この研究は新聞でも紹介されました(1999年5月11日、読売新聞 編集手帳)
編集手帳
五月の陽光を浴びつつ、潮干狩りを楽しまれた方も多いことだろう。アサリやハマグリの収穫の上に、「水ぬるむ」を足で感じる風雅な遊びだ◆干潟には、窒素やリンなどが大量に流れ込む。海を汚すそれらの物質を貝たちは栄養として体内に取り込む。つまり海水をろ過、浄化してくれる。干潟が「地球の浄化槽」と言われるゆえんだ◆福島県北部の太平洋岸に松川浦がある。大小の島が点在するこの美しい干潟はアサリの名所だ。近年減りつつあるとはいえ、県水試相馬支場の推定でアサリの生息数は一億個に及ぶ◆アサリ一個が一時間に約1リットルの海水をろ過すると言われる。地球・人間環境フォーラム(財団法人)の試算では、一億個のアサリは一日約七百キロもの窒素を取り込む。松川浦浄化の主役はアサリと言っていいだろう◆干潟ではプランクトンが繁殖し、ゴカイやカニ、貝類が育ち、それらを鳥がついばむ。

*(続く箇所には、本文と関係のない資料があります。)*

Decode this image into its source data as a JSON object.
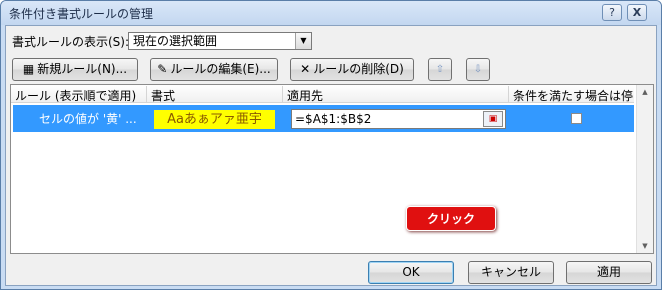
{
  "window": {
    "title": "条件付き書式ルールの管理",
    "help_label": "?",
    "close_label": "X"
  },
  "scope": {
    "label": "書式ルールの表示(S):",
    "value": "現在の選択範囲"
  },
  "toolbar": {
    "new_rule": "新規ルール(N)...",
    "edit_rule": "ルールの編集(E)...",
    "delete_rule": "ルールの削除(D)",
    "move_up": "⇧",
    "move_down": "⇩"
  },
  "grid": {
    "columns": [
      "ルール (表示順で適用)",
      "書式",
      "適用先",
      "条件を満たす場合は停止"
    ],
    "rows": [
      {
        "rule": "セルの値が '黄' ...",
        "format_preview": "Aaあぁアァ亜宇",
        "applies_to": "=$A$1:$B$2",
        "stop_if_true": false
      }
    ]
  },
  "footer": {
    "ok": "OK",
    "cancel": "キャンセル",
    "apply": "適用"
  },
  "annotation": {
    "text": "クリック",
    "color": "#e01010"
  }
}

アサリやハマグリを頂く人間は、自然界の絶妙な食物連鎖とその浄化機能に感謝しなければなるまい。◆干潟や湿原など水鳥飛来地の保全を目指すラムサール条約の第七回締約国会議が、十日から中米コスタリカで始まった。人間は自然とどう折り合っていくか。その「賢明な利用」へ、英知が求められている。